After doing some research it sounds like a starter for dry yeast isn’t necessary and can cause more harm than good.
It was only a 650ml starter with less than 1/4tsp of yeast nutrient added and a half cup of dme. Considering the 1.081 gravity of this imperial stout, should I be concerned about too much yeast and a 4 month fermentation and conditioning period.
I’ve got some time before I pitch this, so please give me some reassurance or concerns before I could potentially ruin this bee
I’d use an extra packet of dry yeast on top of that actually.
650ml is ~1.3pints.
A starter for 1 smack pack/vial for a beer that big should be just over 6qts.
No starter, 3.5 packages of liquid yeast.
Or 1.4 11.5g dry yeast packages.
Yes, making a starter for dry yeast is not necessary. And possibly harmful to the yeast.
[quote]Another case where you generally don’t want to make a starter is with dry yeast. It is usually cheaper and easier to just buy more dry yeast than it would be to make a starter large enough for most dry yeast packs. Many experts suggest that placing dry yeasts in a starter would just deplete the reserves that the yeast manufacturer worked so hard to build into their product. For dry yeasts, just do a proper re hydration in tap water, do not make a starter.
With that small of a starter, you probably did not have much growth. I would decant and pitch the slurry in your wort and add another packet.
Thanks for the support. Should I also use additional yeast nutrient while boiling the imperial stout wort?

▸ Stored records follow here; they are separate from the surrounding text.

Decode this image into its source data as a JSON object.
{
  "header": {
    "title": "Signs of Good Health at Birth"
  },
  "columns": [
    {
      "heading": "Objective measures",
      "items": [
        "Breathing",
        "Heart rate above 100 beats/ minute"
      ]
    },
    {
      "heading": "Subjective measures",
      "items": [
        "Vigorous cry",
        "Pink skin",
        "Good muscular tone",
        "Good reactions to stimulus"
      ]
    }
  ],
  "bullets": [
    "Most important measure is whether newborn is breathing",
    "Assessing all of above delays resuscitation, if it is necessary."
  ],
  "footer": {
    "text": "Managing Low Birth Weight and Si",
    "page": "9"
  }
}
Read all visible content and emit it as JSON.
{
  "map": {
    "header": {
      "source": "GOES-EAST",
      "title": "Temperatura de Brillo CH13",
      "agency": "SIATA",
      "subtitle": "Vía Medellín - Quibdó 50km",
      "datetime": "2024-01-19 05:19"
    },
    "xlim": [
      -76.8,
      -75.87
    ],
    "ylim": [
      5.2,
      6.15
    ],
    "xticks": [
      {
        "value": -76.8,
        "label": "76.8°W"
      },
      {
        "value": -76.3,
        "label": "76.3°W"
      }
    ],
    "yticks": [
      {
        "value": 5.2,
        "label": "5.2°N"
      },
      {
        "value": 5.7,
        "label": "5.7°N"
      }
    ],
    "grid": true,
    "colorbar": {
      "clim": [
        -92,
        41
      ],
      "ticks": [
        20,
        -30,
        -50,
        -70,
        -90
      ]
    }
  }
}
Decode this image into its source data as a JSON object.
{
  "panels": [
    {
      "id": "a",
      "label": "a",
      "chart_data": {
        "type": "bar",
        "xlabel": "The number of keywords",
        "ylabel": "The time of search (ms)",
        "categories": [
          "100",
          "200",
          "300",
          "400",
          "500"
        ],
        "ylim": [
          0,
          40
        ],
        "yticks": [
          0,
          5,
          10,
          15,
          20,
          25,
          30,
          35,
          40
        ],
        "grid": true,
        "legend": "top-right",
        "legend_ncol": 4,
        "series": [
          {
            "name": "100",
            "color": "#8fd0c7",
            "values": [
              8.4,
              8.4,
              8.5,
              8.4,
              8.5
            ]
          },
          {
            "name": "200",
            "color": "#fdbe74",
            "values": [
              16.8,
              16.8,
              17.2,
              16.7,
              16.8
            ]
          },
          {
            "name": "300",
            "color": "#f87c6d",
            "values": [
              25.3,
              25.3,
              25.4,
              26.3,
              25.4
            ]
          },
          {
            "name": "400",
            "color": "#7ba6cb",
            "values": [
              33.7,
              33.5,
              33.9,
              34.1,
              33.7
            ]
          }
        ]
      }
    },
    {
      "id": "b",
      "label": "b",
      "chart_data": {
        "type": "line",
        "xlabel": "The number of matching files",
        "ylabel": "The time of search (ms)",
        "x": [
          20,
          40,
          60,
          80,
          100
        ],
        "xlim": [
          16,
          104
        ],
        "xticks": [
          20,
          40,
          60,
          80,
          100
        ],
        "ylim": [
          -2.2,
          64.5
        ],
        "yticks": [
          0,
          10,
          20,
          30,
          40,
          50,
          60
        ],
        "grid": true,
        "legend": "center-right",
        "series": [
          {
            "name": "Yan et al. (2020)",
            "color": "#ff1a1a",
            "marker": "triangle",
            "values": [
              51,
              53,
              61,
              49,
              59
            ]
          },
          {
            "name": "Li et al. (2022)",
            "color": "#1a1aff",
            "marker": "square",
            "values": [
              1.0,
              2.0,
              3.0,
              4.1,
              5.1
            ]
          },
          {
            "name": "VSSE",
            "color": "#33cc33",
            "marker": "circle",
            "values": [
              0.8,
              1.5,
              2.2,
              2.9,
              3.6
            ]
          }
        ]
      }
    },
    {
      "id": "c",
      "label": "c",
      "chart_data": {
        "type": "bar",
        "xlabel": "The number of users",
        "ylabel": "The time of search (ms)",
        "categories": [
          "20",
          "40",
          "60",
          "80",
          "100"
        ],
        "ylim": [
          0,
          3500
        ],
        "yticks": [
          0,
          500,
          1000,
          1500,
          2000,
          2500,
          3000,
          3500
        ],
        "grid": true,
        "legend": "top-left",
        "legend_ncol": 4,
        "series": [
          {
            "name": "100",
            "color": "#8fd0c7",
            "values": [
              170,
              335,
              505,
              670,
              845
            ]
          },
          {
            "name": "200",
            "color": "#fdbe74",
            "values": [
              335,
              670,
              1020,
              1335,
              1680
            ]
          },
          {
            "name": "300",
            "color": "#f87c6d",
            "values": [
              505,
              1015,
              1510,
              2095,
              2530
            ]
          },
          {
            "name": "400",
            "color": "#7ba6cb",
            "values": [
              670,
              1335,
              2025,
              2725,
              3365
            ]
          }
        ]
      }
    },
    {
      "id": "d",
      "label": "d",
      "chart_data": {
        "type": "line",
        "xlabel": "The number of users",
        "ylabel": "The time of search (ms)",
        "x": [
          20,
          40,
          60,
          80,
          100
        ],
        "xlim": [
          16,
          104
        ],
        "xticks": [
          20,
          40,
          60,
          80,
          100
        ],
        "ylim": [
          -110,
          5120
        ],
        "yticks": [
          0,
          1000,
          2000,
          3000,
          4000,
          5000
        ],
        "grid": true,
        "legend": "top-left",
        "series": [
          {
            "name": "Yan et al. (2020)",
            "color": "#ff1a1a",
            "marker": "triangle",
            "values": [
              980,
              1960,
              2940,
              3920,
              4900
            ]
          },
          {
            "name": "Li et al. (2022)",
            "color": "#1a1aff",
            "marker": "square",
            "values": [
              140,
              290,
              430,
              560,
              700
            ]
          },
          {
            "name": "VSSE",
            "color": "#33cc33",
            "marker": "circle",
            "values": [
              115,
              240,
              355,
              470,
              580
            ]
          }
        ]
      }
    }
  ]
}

Also, I don’t have the additional dry yeast available to pitch. Can’t get it locally and would have to order it online. Based on what I’m reading would it be best to throw out the starter and get two dry yeast packs and rehydrate while boiling/cooling the wort?
It’d be putting the process behind a week, but I don’t want to jeapordize the beer.
PS ~ it’s always awesome to be able to justify to the wife the purchase of additional beer making equipment… I guess I’m going to become a liquid yeast guy after this batch (I can see some of the benefits).
I purchased the 1000ml starter. The instructions seemed extremely vague. Using 650ml and a slow boil drops it down to around 400ml total. That doesn’t seem right.
How long are you boiling? You do not need long.
Directions are saying 15 minutes (you can find the directions with the yeast starter kit online). My guess is that in adding the liquid yeast you’re adding some more Mls to the starter.
1000ml is just over 1 quart. Why is NB selling something that is not appropriate for the use they are claiming it to be? :roll:
I would try to find or order some 1 gallon glass jars. In a pinch, you could use a plastic jug. I usually make a 3qt+ starter for my beers. Larger if a lager.
Dry yeast are good to use. 2 pack of yeast are what, $6-7? 1 liquid yeast is $6-8 plus the cost of the starter. So if you can get the flavor profile from a dry yeast, use it.
A starter that small can actually be detrimental since there isn’t enough “food” for the yeast to build up their glycol reserves.